Ok, I'ma call it.
There's no way to get more than 4 of every colour. Also, there is no simple way to prove this.
This is the most efficient way to do it:
There's room for all kinds of shenanigans: You can add
* a white queen to e1 or a2
* a red queen to g2 or h7, and
* a black queen to e7, or
* any queen to g7, if you move a1 to a2 first
Annoyingly, adding any two colours always excludes every option of adding the third colour, no matter how much you shuffle the pieces around.
This way you can get
any two colours to 5, but not all.

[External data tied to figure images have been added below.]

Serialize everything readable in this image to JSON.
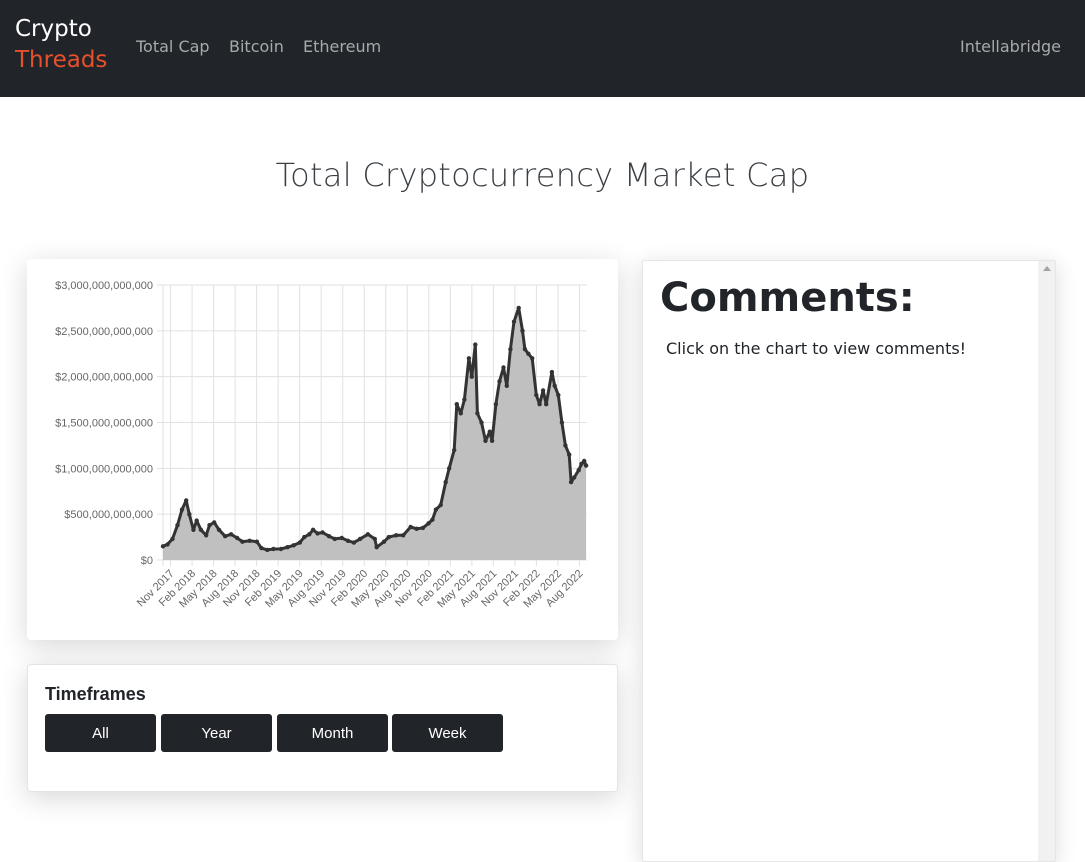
{
  "navbar": {
    "brand_top": "Crypto",
    "brand_bottom": "Threads",
    "links": [
      "Total Cap",
      "Bitcoin",
      "Ethereum"
    ],
    "right": "Intellabridge"
  },
  "page_title": "Total Cryptocurrency Market Cap",
  "timeframes": {
    "title": "Timeframes",
    "buttons": [
      "All",
      "Year",
      "Month",
      "Week"
    ]
  },
  "comments": {
    "title": "Comments:",
    "hint": "Click on the chart to view comments!"
  },
  "chart_data": {
    "type": "area",
    "title": "",
    "xlabel": "",
    "ylabel": "",
    "ylim": [
      0,
      3000000000000
    ],
    "grid": true,
    "fill_color": "#c0c0c0",
    "line_color": "#333333",
    "y_ticks": [
      "$0",
      "$500,000,000,000",
      "$1,000,000,000,000",
      "$1,500,000,000,000",
      "$2,000,000,000,000",
      "$2,500,000,000,000",
      "$3,000,000,000,000"
    ],
    "x_ticks": [
      "Nov 2017",
      "Feb 2018",
      "May 2018",
      "Aug 2018",
      "Nov 2018",
      "Feb 2019",
      "May 2019",
      "Aug 2019",
      "Nov 2019",
      "Feb 2020",
      "May 2020",
      "Aug 2020",
      "Nov 2020",
      "Feb 2021",
      "May 2021",
      "Aug 2021",
      "Nov 2021",
      "Feb 2022",
      "May 2022",
      "Aug 2022"
    ],
    "x": [
      "2017-10-01",
      "2017-10-20",
      "2017-11-10",
      "2017-12-01",
      "2017-12-20",
      "2018-01-07",
      "2018-01-20",
      "2018-02-06",
      "2018-02-20",
      "2018-03-10",
      "2018-04-01",
      "2018-04-15",
      "2018-05-05",
      "2018-05-25",
      "2018-06-20",
      "2018-07-15",
      "2018-08-10",
      "2018-09-01",
      "2018-10-01",
      "2018-11-01",
      "2018-11-20",
      "2018-12-15",
      "2019-01-10",
      "2019-02-10",
      "2019-03-10",
      "2019-04-05",
      "2019-05-01",
      "2019-05-20",
      "2019-06-10",
      "2019-06-26",
      "2019-07-15",
      "2019-08-05",
      "2019-09-01",
      "2019-09-25",
      "2019-10-25",
      "2019-11-20",
      "2019-12-15",
      "2020-01-10",
      "2020-02-12",
      "2020-03-12",
      "2020-03-20",
      "2020-04-20",
      "2020-05-10",
      "2020-06-10",
      "2020-07-10",
      "2020-08-10",
      "2020-09-05",
      "2020-10-01",
      "2020-10-25",
      "2020-11-10",
      "2020-11-25",
      "2020-12-15",
      "2021-01-05",
      "2021-01-20",
      "2021-02-10",
      "2021-02-21",
      "2021-03-10",
      "2021-03-25",
      "2021-04-13",
      "2021-04-25",
      "2021-05-10",
      "2021-05-19",
      "2021-06-05",
      "2021-06-22",
      "2021-07-10",
      "2021-07-20",
      "2021-08-05",
      "2021-08-20",
      "2021-09-06",
      "2021-09-20",
      "2021-10-05",
      "2021-10-20",
      "2021-11-09",
      "2021-11-25",
      "2021-12-05",
      "2021-12-20",
      "2022-01-05",
      "2022-01-22",
      "2022-02-05",
      "2022-02-20",
      "2022-03-05",
      "2022-03-29",
      "2022-04-10",
      "2022-04-25",
      "2022-05-10",
      "2022-05-25",
      "2022-06-10",
      "2022-06-18",
      "2022-07-01",
      "2022-07-20",
      "2022-08-01",
      "2022-08-12",
      "2022-08-20"
    ],
    "series": [
      {
        "values": [
          150000000000,
          170000000000,
          230000000000,
          380000000000,
          550000000000,
          650000000000,
          500000000000,
          330000000000,
          430000000000,
          330000000000,
          270000000000,
          380000000000,
          410000000000,
          330000000000,
          260000000000,
          280000000000,
          240000000000,
          200000000000,
          210000000000,
          200000000000,
          130000000000,
          110000000000,
          120000000000,
          120000000000,
          140000000000,
          160000000000,
          190000000000,
          250000000000,
          280000000000,
          330000000000,
          290000000000,
          300000000000,
          260000000000,
          230000000000,
          240000000000,
          210000000000,
          190000000000,
          230000000000,
          280000000000,
          230000000000,
          140000000000,
          200000000000,
          250000000000,
          270000000000,
          270000000000,
          360000000000,
          340000000000,
          350000000000,
          400000000000,
          440000000000,
          550000000000,
          600000000000,
          850000000000,
          1000000000000,
          1200000000000,
          1700000000000,
          1600000000000,
          1750000000000,
          2200000000000,
          2000000000000,
          2350000000000,
          1600000000000,
          1500000000000,
          1300000000000,
          1400000000000,
          1300000000000,
          1700000000000,
          1950000000000,
          2100000000000,
          1900000000000,
          2300000000000,
          2600000000000,
          2750000000000,
          2500000000000,
          2300000000000,
          2250000000000,
          2200000000000,
          1800000000000,
          1700000000000,
          1850000000000,
          1700000000000,
          2050000000000,
          1900000000000,
          1800000000000,
          1500000000000,
          1250000000000,
          1150000000000,
          850000000000,
          900000000000,
          980000000000,
          1050000000000,
          1080000000000,
          1030000000000
        ]
      }
    ]
  }
}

Also, you could get white to 5 (e1) and red to 6 (g2, g7), but black still stays at 4, so you get a 4-5-6 solution.
In addition to all that:
There's so much wiggle room in the above diagram, and you can get so very very close to a 5-5-5, that any simple impossibility proof (like "there aren't enough diagonals on the chess board") is not going to work.
This all is a result of feeding this problem into a highly sophisticated self learning neural network *, making it start from random (and later self-selected) positions, where every improvement path always led to this position, or one of its descendants, showing that this position is at least a local optimum.
Now all that is needed is
a) a brute force solution proving that this is indeed the optimum, or
b) a 5-5-5 solution, or a simple proof of its impossibility.
If anyone can provide case b, I'll happily buy that person a beer, after a solid stint of banging my head against a wall.